New York Knicks guard Jalen Brunson looks on against the...

New York Knicks guard Jalen Brunson looks on against the Chicago Bulls in the second half of an NBA basketball game at Madison Square Garden on Sunday, April 14, 2024. Credit: Kathleen Malone-Van Dyke

GREENBURGH

This is it.

This is the moment Jalen Brunson has been playing for all season, the moment when he can rewrite the narrative and put the ending to last year’s playoffs behind him.

A little more than 24 hours before the Knicks host the Philadelphia 76ers in Game 1 of their first-round playoff series, Brunson conceded Friday that he has been haunted by his late turnover in Game 6 of the Knicks’ second-round playoff series against the Heat last season.

This, more than anything, speaks volumes about Brunson’s makeup. Although most fans remember last year’s playoffs as the stretch when Brunson became truly a big-time player, it’s what went wrong rather than right that rattled around Brunson’s head all last summer.

Just how often does Brunson think of the bad pass he made out of a double-team in Miami with 16 seconds left and the Knicks down by two points?

“A lot more than you would think,” Brunson said. “We were in a position where we could have forced a Game 7. I made a terrible decision and had to live with that for the whole summer.”

The Brunson who led the Knicks to the No. 2 seed in the Eastern Conference despite having to play without three starters for much of the season has come a long way from the Brunson who turned that ball over.

Brunson has dealt with doubters his entire basketball career. He’s been told he’s too short. He’s been told he’s too slow.

This season, however, most of the detractors have fallen to the wayside. It’s impossible not to be impressed with the way he not only has carried his team to new heights but established himself as a player deserving of MVP consideration.

Brunson, who averaged 28.7 points and 6.7 assists this season, finished as the league’s fourth-leading scorer.

Given the attention he now attracts, he’s had to become a pro at passing out of double- teams. He’s learned to dump the ball quickly and exhaust defenders as they chase him around. He’s become an accurate three-point shooter. He’s learned not to force things, to trust his teammates and to find them in the right spot.

Here’s the really scary thing about Brunson in the playoffs: He always gets better.

In 2021-22, Brunson averaged 21.6 points for Dallas in his first postseason as a starter, up from his season average of 16.3. Last season, his 27.8 points in the postseason were almost four more than the 24.0 he scored in the regular season.

Brunson averaged 28.7 points this season and headed into the playoffs on a steep on-ramp. In his final seven games of the season, with the Knicks fighting for playoff positioning, Brunson averaged 38.1 points.

“I think he’s been in a lot of big moments, and I think he’s shown how well he handles those moments,” coach Tom Thibodeau said. “He has the unique ability to go up a level. So that’s what makes him who he is. I think each experience teaches him something and I think he’s continued to grow.”

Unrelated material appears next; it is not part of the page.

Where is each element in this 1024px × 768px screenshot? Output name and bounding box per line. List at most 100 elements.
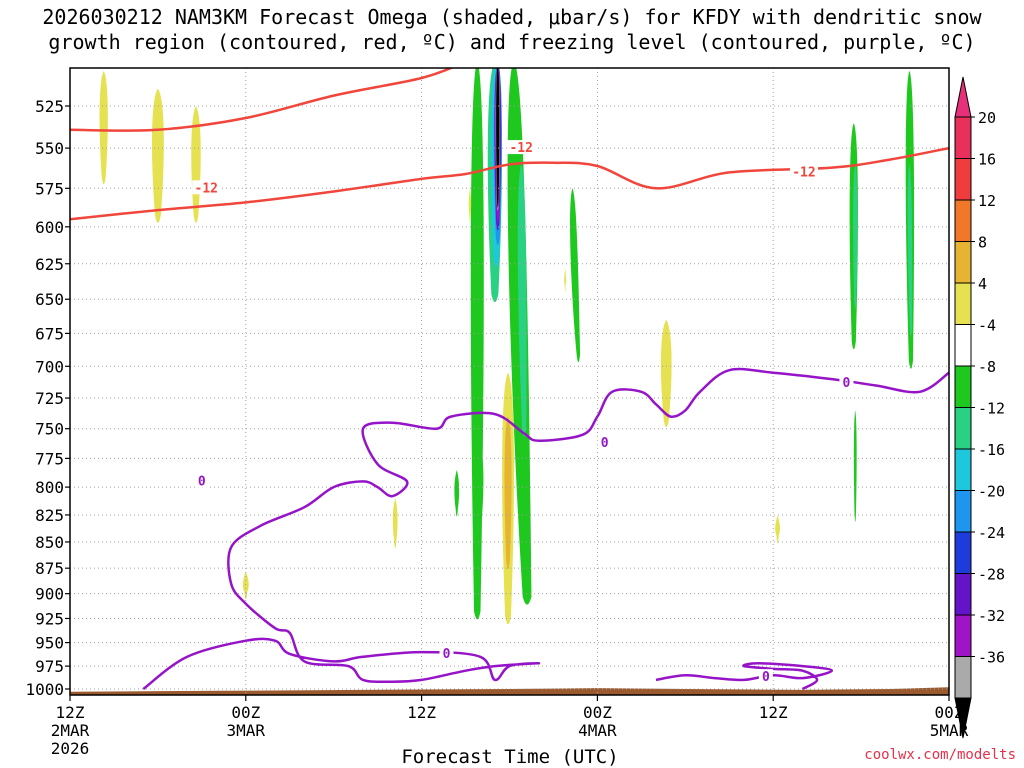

The 76ers know guarding Brunson will be difficult.

“He’s a great player,” coach Nick Nurse said after practice Friday. “He’s a great player and we’re going to try to make them work. A lot of guys will probably spend time on him and guarding him .  .  . He’s a superstar in this league and we’ve got guys ready to guard him.”

The goal throughout this season, of course, was to get back to the playoffs and rewrite the playoff script. It’s become something Josh Hart, Brunson’s teammate with the Knicks and Villanova, likes to poke him about.

“The only time I talked about it was just to let him know that I was open at the top of the key,” Hart said with a smile. “Wide open. We’ve made jokes about it .  .  . So sometimes we talk about it, but that’s something I know he thinks about.

“That’s what we’ve got to fuel us now in terms of what can we do better against Philly to move on to the second round.”

A chance to move on, both in the playoffs and from the ghosts of last year. It’s the moment Brunson has been waiting for.